Para McGraw, o alarme se justifica e as empresas privadas e bancos multinacionais já estão construindo sistemas mais seguros para se proteger. O que acontece é que quando se constrói um software delega-se a questão da segurança a uma empresa especializada. Assim, ele acaba cheio de “brechas” por onde os malwares podem entrar. É como ter uma casa de palha com muros de pedra em um ataque de mísseis teleguiados. Mesmo que os muros sejam fortes, no mundo virtual é possível invadir por todos os lados e alguns vírus podem ultrapassar barreiras sem ser detectados. Por esse motivo, vale a pena investir na construção de um software realmente mais seguro. 

Um exemplo positivo é a Microsoft, que em 2000 sofreu ataques que revelaram quão frágeis eram seus soft­wares. Após dez anos de estudo e de compartilhamento de conhecimento, houve progresso em termos de segurança. Os bancos e instituições financeiras sediadas na City, em Londres, também evoluíram notavelmente.

Há muito para avançar em segurança de software. McGraw lidera o grupo de pesquisa The Building Security In Maturity Model, do qual participam 50 empresas. “Nosso foco é construir a segurança na hora de desenvolver o software, tornando os sistemas mais difíceis de atacar. Dá para evitar o ataque”, explicou à PLANETA. O que precisa ser feito é pegar as ideias que deram certo e aplicá-las nos sites do governo, no exército e nos sistemas de controle dos quais as sociedades dependem, como redes de eletricidade e telefones móveis.  Já há quem sugira a criação de uma Organização Internacional de Cibersegurança, na ONU.

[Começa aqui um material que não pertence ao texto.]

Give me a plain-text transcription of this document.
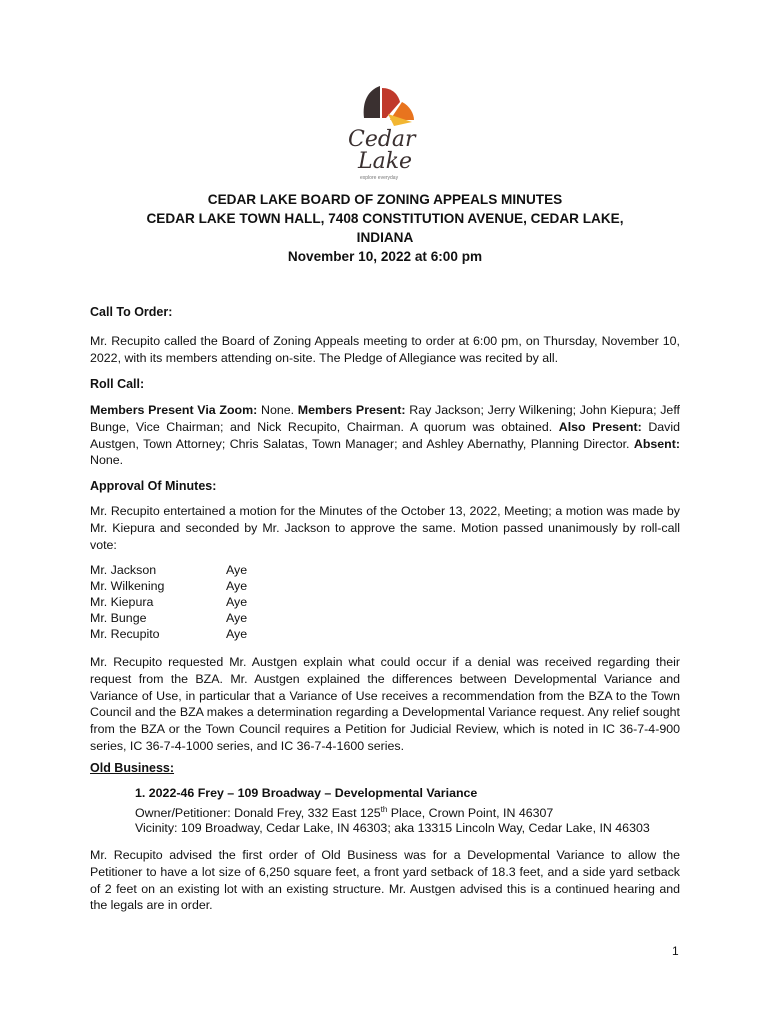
Cedar
Lake
explore everyday
CEDAR LAKE BOARD OF ZONING APPEALS MINUTES
CEDAR LAKE TOWN HALL, 7408 CONSTITUTION AVENUE, CEDAR LAKE,
INDIANA
November 10, 2022 at 6:00 pm
Call To Order:
Mr. Recupito called the Board of Zoning Appeals meeting to order at 6:00 pm, on Thursday, November 10, 2022, with its members attending on-site. The Pledge of Allegiance was recited by all.
Roll Call:
Members Present Via Zoom: None. Members Present: Ray Jackson; Jerry Wilkening; John Kiepura; Jeff Bunge, Vice Chairman; and Nick Recupito, Chairman. A quorum was obtained. Also Present: David Austgen, Town Attorney; Chris Salatas, Town Manager; and Ashley Abernathy, Planning Director. Absent: None.
Approval Of Minutes:
Mr. Recupito entertained a motion for the Minutes of the October 13, 2022, Meeting; a motion was made by Mr. Kiepura and seconded by Mr. Jackson to approve the same. Motion passed unanimously by roll-call vote:
Mr. Jackson	Aye
Mr. Wilkening	Aye
Mr. Kiepura	Aye
Mr. Bunge	Aye
Mr. Recupito	Aye
Mr. Recupito requested Mr. Austgen explain what could occur if a denial was received regarding their request from the BZA. Mr. Austgen explained the differences between Developmental Variance and Variance of Use, in particular that a Variance of Use receives a recommendation from the BZA to the Town Council and the BZA makes a determination regarding a Developmental Variance request. Any relief sought from the BZA or the Town Council requires a Petition for Judicial Review, which is noted in IC 36-7-4-900 series, IC 36-7-4-1000 series, and IC 36-7-4-1600 series.
Old Business:
1. 2022-46 Frey – 109 Broadway – Developmental Variance
Owner/Petitioner: Donald Frey, 332 East 125th Place, Crown Point, IN 46307
Vicinity: 109 Broadway, Cedar Lake, IN 46303; aka 13315 Lincoln Way, Cedar Lake, IN 46303
Mr. Recupito advised the first order of Old Business was for a Developmental Variance to allow the Petitioner to have a lot size of 6,250 square feet, a front yard setback of 18.3 feet, and a side yard setback of 2 feet on an existing lot with an existing structure. Mr. Austgen advised this is a continued hearing and the legals are in order.
1
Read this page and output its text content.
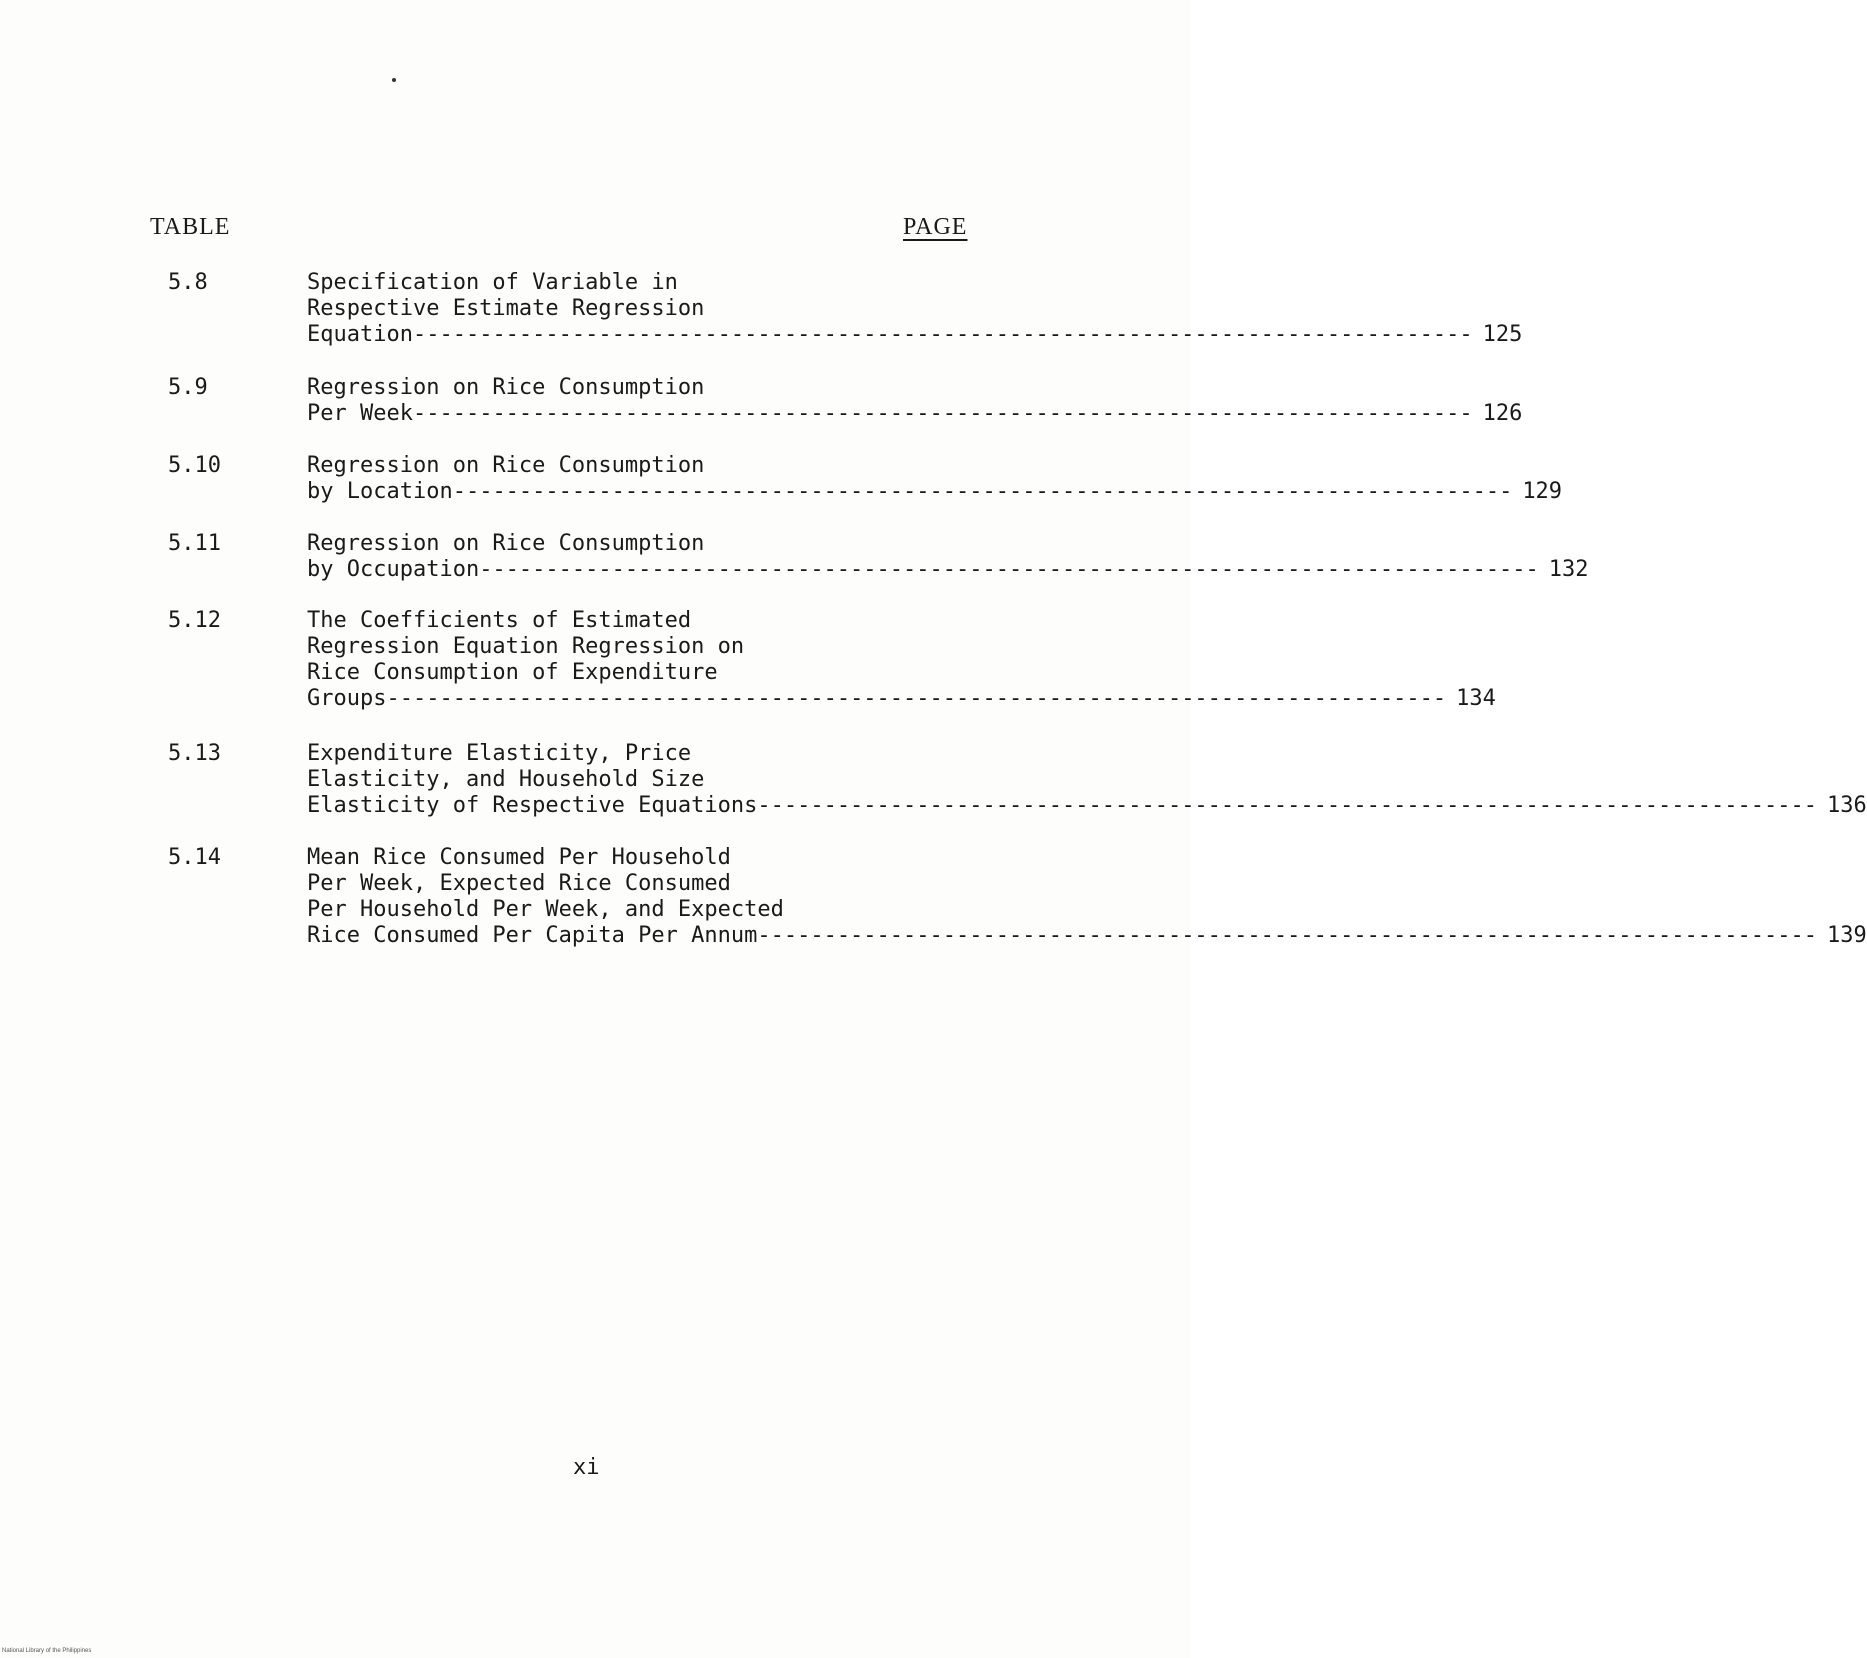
TABLE	PAGE
5.8	Specification of Variable in
Respective Estimate Regression
Equation -------------------------------------------------------------------------------- 125
5.9	Regression on Rice Consumption
Per Week -------------------------------------------------------------------------------- 126
5.10	Regression on Rice Consumption
by Location -------------------------------------------------------------------------------- 129
5.11	Regression on Rice Consumption
by Occupation -------------------------------------------------------------------------------- 132
5.12	The Coefficients of Estimated
Regression Equation Regression on
Rice Consumption of Expenditure
Groups -------------------------------------------------------------------------------- 134
5.13	Expenditure Elasticity, Price
Elasticity, and Household Size
Elasticity of Respective Equations -------------------------------------------------------------------------------- 136
5.14	Mean Rice Consumed Per Household
Per Week, Expected Rice Consumed
Per Household Per Week, and Expected
Rice Consumed Per Capita Per Annum -------------------------------------------------------------------------------- 139
xi
National Library of the Philippines
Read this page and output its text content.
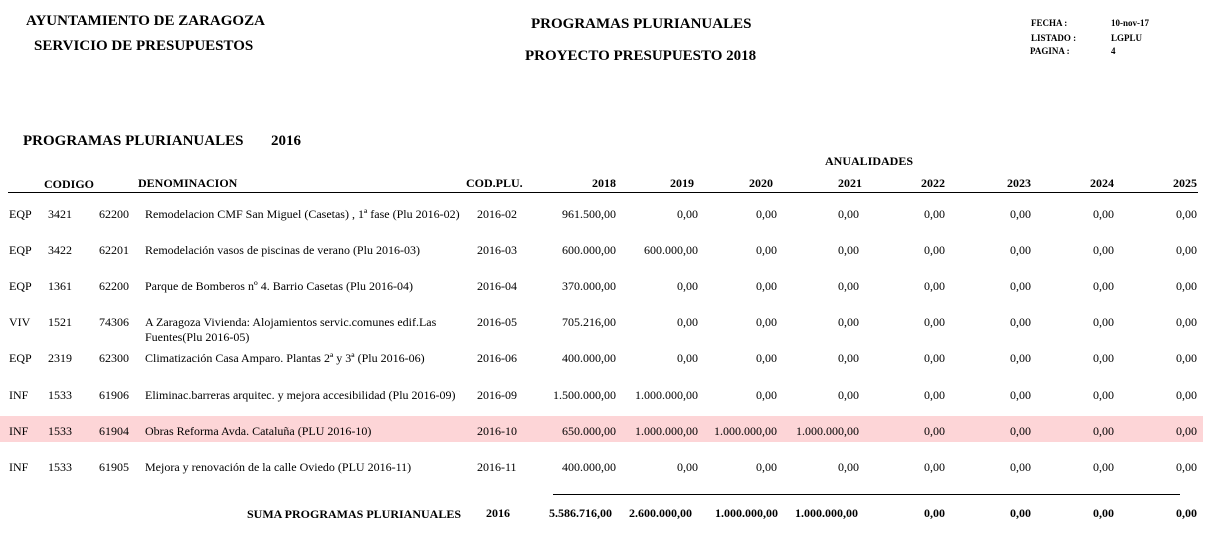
AYUNTAMIENTO DE ZARAGOZA
SERVICIO DE PRESUPUESTOS
PROGRAMAS PLURIANUALES
PROYECTO PRESUPUESTO 2018
FECHA :	10-nov-17
LISTADO :	LGPLU
PAGINA :	4
PROGRAMAS PLURIANUALES 2016
ANUALIDADES
CODIGO	DENOMINACION	COD.PLU.	2018	2019	2020	2021	2022	2023	2024	2025
EQP 3421 62200 Remodelacion CMF San Miguel (Casetas) , 1ª fase (Plu 2016-02) 2016-02	961.500,00	0,00	0,00	0,00	0,00	0,00	0,00	0,00
EQP 3422 62201 Remodelación vasos de piscinas de verano (Plu 2016-03)	2016-03	600.000,00	600.000,00	0,00	0,00	0,00	0,00	0,00	0,00
EQP 1361 62200 Parque de Bomberos nº 4. Barrio Casetas (Plu 2016-04)	2016-04	370.000,00	0,00	0,00	0,00	0,00	0,00	0,00	0,00
VIV 1521 74306 A Zaragoza Vivienda: Alojamientos servic.comunes edif.Las
Fuentes(Plu 2016-05)
2016-05	705.216,00	0,00	0,00	0,00	0,00	0,00	0,00	0,00
EQP 2319 62300 Climatización Casa Amparo. Plantas 2ª y 3ª (Plu 2016-06)	2016-06	400.000,00	0,00	0,00	0,00	0,00	0,00	0,00	0,00
INF 1533 61906 Eliminac.barreras arquitec. y mejora accesibilidad (Plu 2016-09) 2016-09	1.500.000,00	1.000.000,00	0,00	0,00	0,00	0,00	0,00	0,00
INF 1533 61904 Obras Reforma Avda. Cataluña (PLU 2016-10)	2016-10	650.000,00	1.000.000,00	1.000.000,00	1.000.000,00	0,00	0,00	0,00	0,00
INF 1533 61905 Mejora y renovación de la calle Oviedo (PLU 2016-11)	2016-11	400.000,00	0,00	0,00	0,00	0,00	0,00	0,00	0,00
SUMA PROGRAMAS PLURIANUALES 2016	5.586.716,00	2.600.000,00	1.000.000,00	1.000.000,00	0,00	0,00	0,00	0,00
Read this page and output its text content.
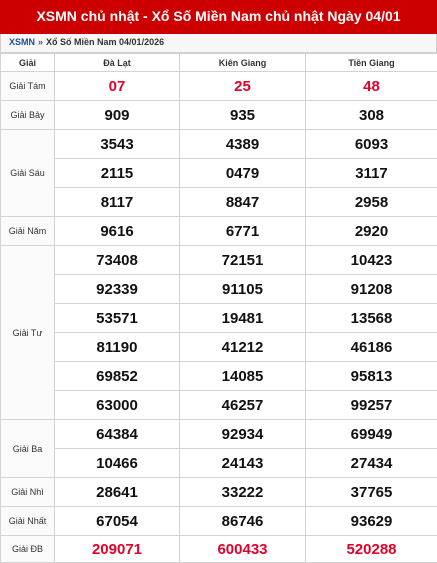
XSMN chủ nhật - Xổ Số Miền Nam chủ nhật Ngày 04/01
XSMN » Xổ Số Miền Nam 04/01/2026
Giải	Đà Lạt	Kiên Giang	Tiền Giang
Giải Tám	07	25	48
Giải Bảy	909	935	308
Giải Sáu	3543	4389	6093
	2115	0479	3117
	8117	8847	2958
Giải Năm	9616	6771	2920
Giải Tư	73408	72151	10423
	92339	91105	91208
	53571	19481	13568
	81190	41212	46186
	69852	14085	95813
	63000	46257	99257
Giải Ba	64384	92934	69949
	10466	24143	27434
Giải Nhì	28641	33222	37765
Giải Nhất	67054	86746	93629
Giải ĐB	209071	600433	520288
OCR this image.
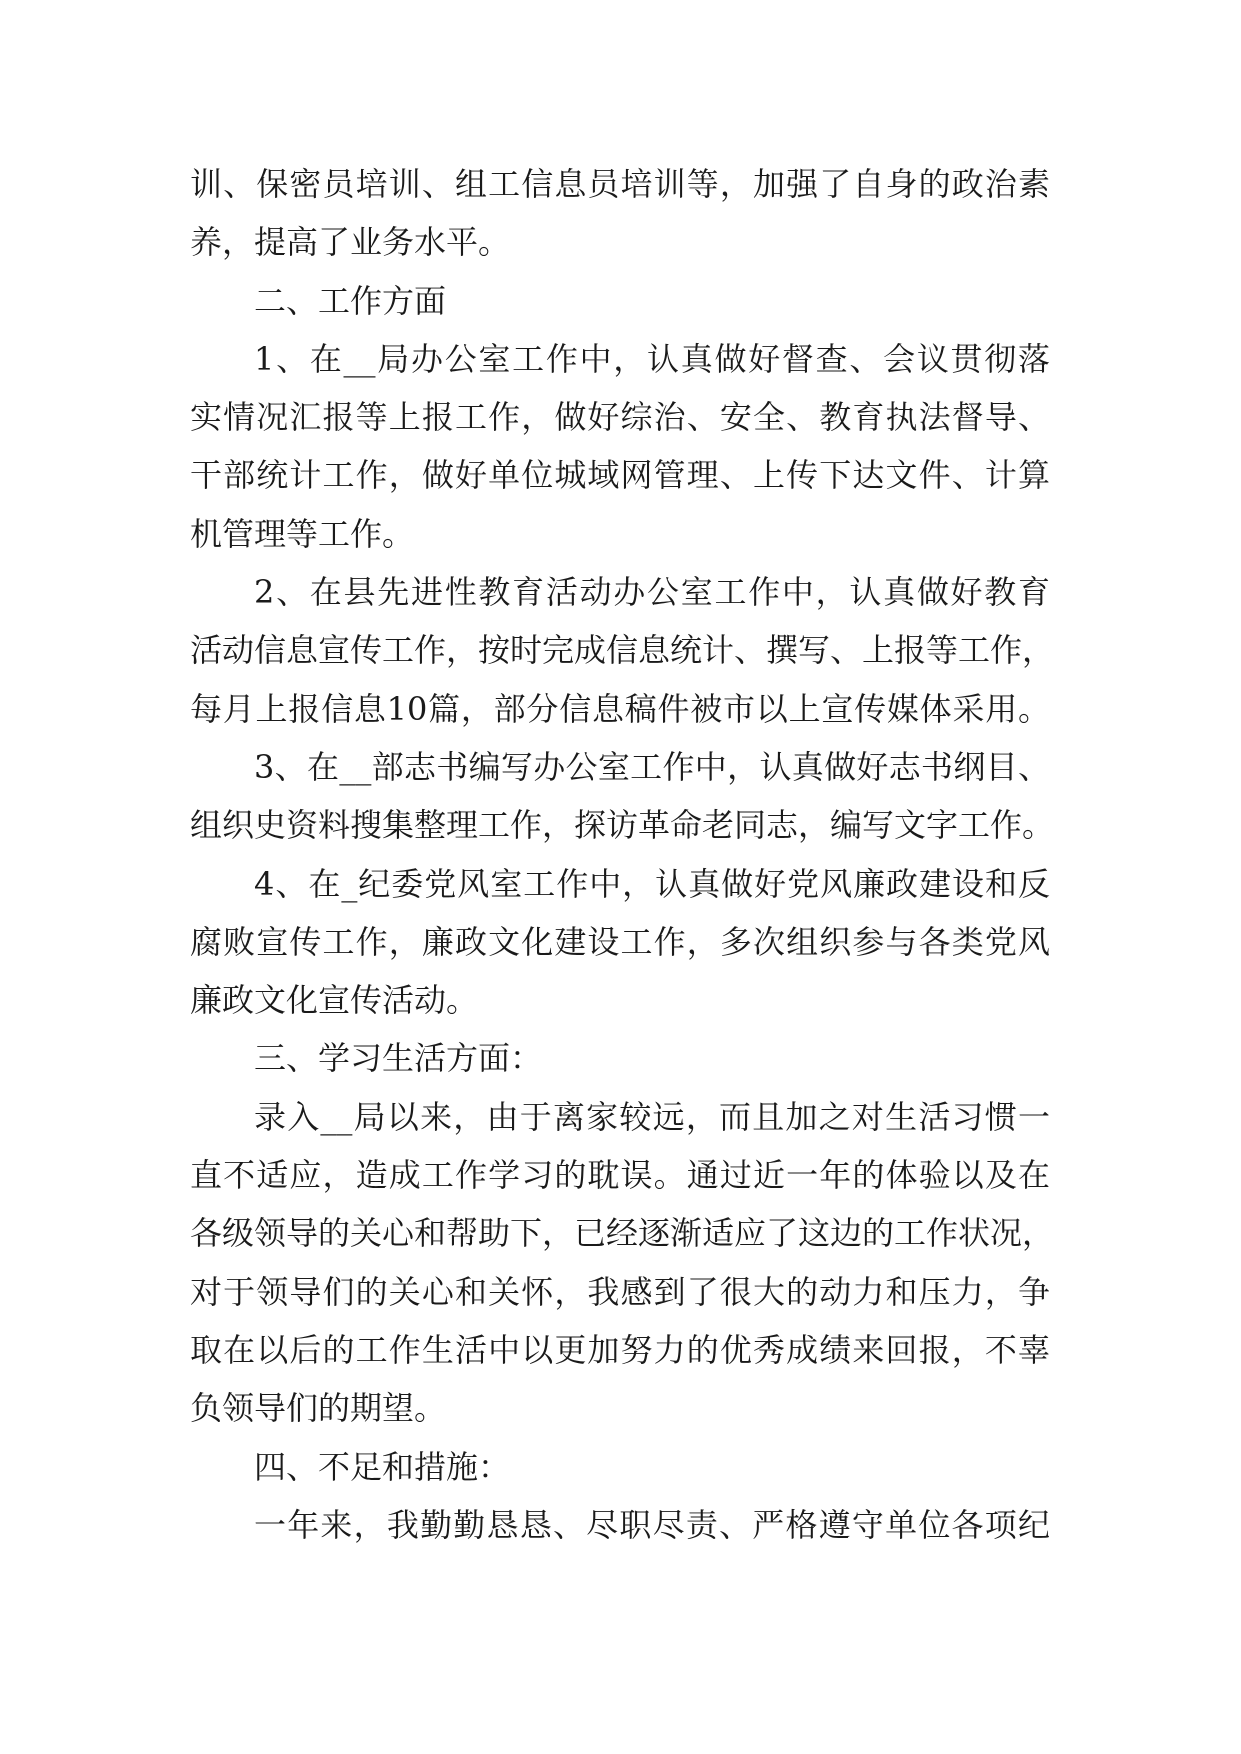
训、保密员培训、组工信息员培训等，加强了自身的政治素
养，提高了业务水平。
二、工作方面
1、在__局办公室工作中，认真做好督查、会议贯彻落
实情况汇报等上报工作，做好综治、安全、教育执法督导、
干部统计工作，做好单位城域网管理、上传下达文件、计算
机管理等工作。
2、在县先进性教育活动办公室工作中，认真做好教育
活动信息宣传工作，按时完成信息统计、撰写、上报等工作，
每月上报信息10篇，部分信息稿件被市以上宣传媒体采用。
3、在__部志书编写办公室工作中，认真做好志书纲目、
组织史资料搜集整理工作，探访革命老同志，编写文字工作。
4、在_纪委党风室工作中，认真做好党风廉政建设和反
腐败宣传工作，廉政文化建设工作，多次组织参与各类党风
廉政文化宣传活动。
三、学习生活方面：
录入__局以来，由于离家较远，而且加之对生活习惯一
直不适应，造成工作学习的耽误。通过近一年的体验以及在
各级领导的关心和帮助下，已经逐渐适应了这边的工作状况，
对于领导们的关心和关怀，我感到了很大的动力和压力，争
取在以后的工作生活中以更加努力的优秀成绩来回报，不辜
负领导们的期望。
四、不足和措施：
一年来，我勤勤恳恳、尽职尽责、严格遵守单位各项纪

A blindagem virtual parece impossível, mas pode demorar menos do que se imagina. “Graças à mudança tecnológica veloz temos a oportunidade de construir um sistema melhor para a próxima geração”, diz McGraw. Não dá para prever os ciberataques que estão por vir, mas sistemas cheios de pontos penetráveis serão facilmente atacados. “Temos de defender a ideia de construir softwares seguros. Isso diminuirá os riscos de uma ciberguerra. Se não mudarmos, eles serão alvos muito vulneráveis e ela será inevitável.”